The cove was chock full of slumbering sea cows. While we could not pet or float directly over the sleepyheads, it was really cool to observe them. Since they are mammals, they need to take in air every 10-15 minutes, so every so often they just bob up to the top, take a breath and then sink back down, all without ever waking up. It's not exactly sleep-walking, more like sleep-bobbing but it is a trip to watch. Their movements reminded of those plastic birds that you would fill with water and watch as they bobbed up and down "drinking" out of a glass. Yes, I'm old.
|The fish are awake, I think I'll swim with them for a bit.|
For the next 30 minutes or so, we got to watch them undisturbed. We followed the rules and made sure not to disrupt their natural behaviors. However, not everyone was as considerate. After a while, a young-ish manatee woke up and decided that since he was awake, everyone else should be too. He went around squeaking and poking and prodding and just generally acting like a little dick, trying to rouse the others. It was hilarious.
I could have stayed in there all day, but after a while, the cold was just too much. The poor French guy was shaking like a leaf.
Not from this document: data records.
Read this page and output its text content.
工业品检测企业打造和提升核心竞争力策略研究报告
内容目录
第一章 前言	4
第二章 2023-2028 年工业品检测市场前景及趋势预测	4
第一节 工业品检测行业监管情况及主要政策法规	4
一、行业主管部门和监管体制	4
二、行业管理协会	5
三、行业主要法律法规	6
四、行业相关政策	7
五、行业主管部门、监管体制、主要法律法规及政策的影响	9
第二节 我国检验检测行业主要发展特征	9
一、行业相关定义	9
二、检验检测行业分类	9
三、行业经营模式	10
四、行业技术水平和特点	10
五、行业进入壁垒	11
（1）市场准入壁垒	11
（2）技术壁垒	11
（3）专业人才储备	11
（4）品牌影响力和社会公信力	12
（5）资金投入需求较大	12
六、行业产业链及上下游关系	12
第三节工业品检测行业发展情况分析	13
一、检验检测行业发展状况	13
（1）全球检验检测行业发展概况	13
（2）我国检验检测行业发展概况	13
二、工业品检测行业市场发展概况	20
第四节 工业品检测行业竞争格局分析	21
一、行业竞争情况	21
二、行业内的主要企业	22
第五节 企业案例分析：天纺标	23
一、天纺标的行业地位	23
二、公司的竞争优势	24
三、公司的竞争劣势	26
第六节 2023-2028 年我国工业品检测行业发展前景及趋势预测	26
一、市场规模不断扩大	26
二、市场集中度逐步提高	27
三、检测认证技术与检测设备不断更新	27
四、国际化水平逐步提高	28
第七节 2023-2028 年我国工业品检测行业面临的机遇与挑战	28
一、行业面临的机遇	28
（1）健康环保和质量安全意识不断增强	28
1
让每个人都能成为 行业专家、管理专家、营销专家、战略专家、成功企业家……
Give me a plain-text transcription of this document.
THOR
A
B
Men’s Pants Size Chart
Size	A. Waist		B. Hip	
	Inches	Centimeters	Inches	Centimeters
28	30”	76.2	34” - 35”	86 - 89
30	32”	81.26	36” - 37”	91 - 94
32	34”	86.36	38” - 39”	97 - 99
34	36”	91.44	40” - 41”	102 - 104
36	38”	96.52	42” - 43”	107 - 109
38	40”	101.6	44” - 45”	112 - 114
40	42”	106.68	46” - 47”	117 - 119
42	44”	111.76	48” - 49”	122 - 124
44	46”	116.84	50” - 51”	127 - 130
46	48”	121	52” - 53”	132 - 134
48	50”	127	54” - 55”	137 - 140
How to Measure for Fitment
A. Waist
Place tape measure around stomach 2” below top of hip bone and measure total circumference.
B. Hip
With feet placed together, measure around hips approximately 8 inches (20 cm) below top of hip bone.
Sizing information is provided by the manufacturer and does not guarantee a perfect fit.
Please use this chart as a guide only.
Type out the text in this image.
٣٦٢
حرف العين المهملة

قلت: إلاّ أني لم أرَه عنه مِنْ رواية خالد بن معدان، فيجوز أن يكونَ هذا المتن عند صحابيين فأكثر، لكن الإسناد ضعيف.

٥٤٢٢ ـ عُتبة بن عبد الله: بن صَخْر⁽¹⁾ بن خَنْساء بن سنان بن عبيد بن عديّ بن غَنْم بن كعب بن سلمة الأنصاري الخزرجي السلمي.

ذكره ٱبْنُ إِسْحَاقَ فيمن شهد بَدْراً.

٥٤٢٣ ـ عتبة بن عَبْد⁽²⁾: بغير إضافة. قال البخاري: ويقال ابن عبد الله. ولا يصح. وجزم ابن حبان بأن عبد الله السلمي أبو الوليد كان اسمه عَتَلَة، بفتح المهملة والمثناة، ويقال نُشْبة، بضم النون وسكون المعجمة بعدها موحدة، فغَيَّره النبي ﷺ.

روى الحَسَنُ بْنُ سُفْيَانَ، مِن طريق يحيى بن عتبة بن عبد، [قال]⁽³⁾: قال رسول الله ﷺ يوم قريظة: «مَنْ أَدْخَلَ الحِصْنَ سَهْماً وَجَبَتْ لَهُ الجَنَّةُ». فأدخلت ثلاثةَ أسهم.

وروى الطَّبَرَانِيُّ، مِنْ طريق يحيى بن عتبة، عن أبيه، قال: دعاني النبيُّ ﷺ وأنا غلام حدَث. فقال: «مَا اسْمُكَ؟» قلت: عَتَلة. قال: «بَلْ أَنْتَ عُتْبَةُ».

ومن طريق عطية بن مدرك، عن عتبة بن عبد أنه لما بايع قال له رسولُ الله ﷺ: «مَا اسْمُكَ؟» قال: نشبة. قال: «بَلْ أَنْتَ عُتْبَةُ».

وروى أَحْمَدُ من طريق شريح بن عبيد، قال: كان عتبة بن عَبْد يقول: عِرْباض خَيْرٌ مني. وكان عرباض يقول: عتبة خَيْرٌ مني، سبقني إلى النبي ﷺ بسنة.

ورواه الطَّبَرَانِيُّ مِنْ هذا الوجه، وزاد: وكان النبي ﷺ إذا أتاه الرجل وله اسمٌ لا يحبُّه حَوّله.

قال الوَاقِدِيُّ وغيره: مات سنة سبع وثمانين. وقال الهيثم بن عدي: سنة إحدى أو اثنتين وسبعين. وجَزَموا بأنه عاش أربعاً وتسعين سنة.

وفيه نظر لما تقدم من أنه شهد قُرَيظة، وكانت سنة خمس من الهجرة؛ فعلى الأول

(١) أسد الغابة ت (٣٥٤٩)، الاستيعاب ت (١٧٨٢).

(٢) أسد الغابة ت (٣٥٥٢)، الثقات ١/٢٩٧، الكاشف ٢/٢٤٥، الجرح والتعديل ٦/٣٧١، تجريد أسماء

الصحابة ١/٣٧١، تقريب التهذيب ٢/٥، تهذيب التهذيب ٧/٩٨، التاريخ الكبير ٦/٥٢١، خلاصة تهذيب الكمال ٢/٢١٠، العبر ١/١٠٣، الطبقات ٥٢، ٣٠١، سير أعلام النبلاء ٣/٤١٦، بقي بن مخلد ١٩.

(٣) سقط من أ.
It was time to return to the comfort of a heated vehicle.
It had been a long time in coming, too long really, but I had finally had a chance to swim with these fabulous animals. Not only that, there had been manatee kisses and a morning, undisturbed by crowds. Just us and them. It was better than I could have possibly imagined. Thank you, River Ventures and Capt. Donovan (and, of course, the slutty manatee) for making it so special.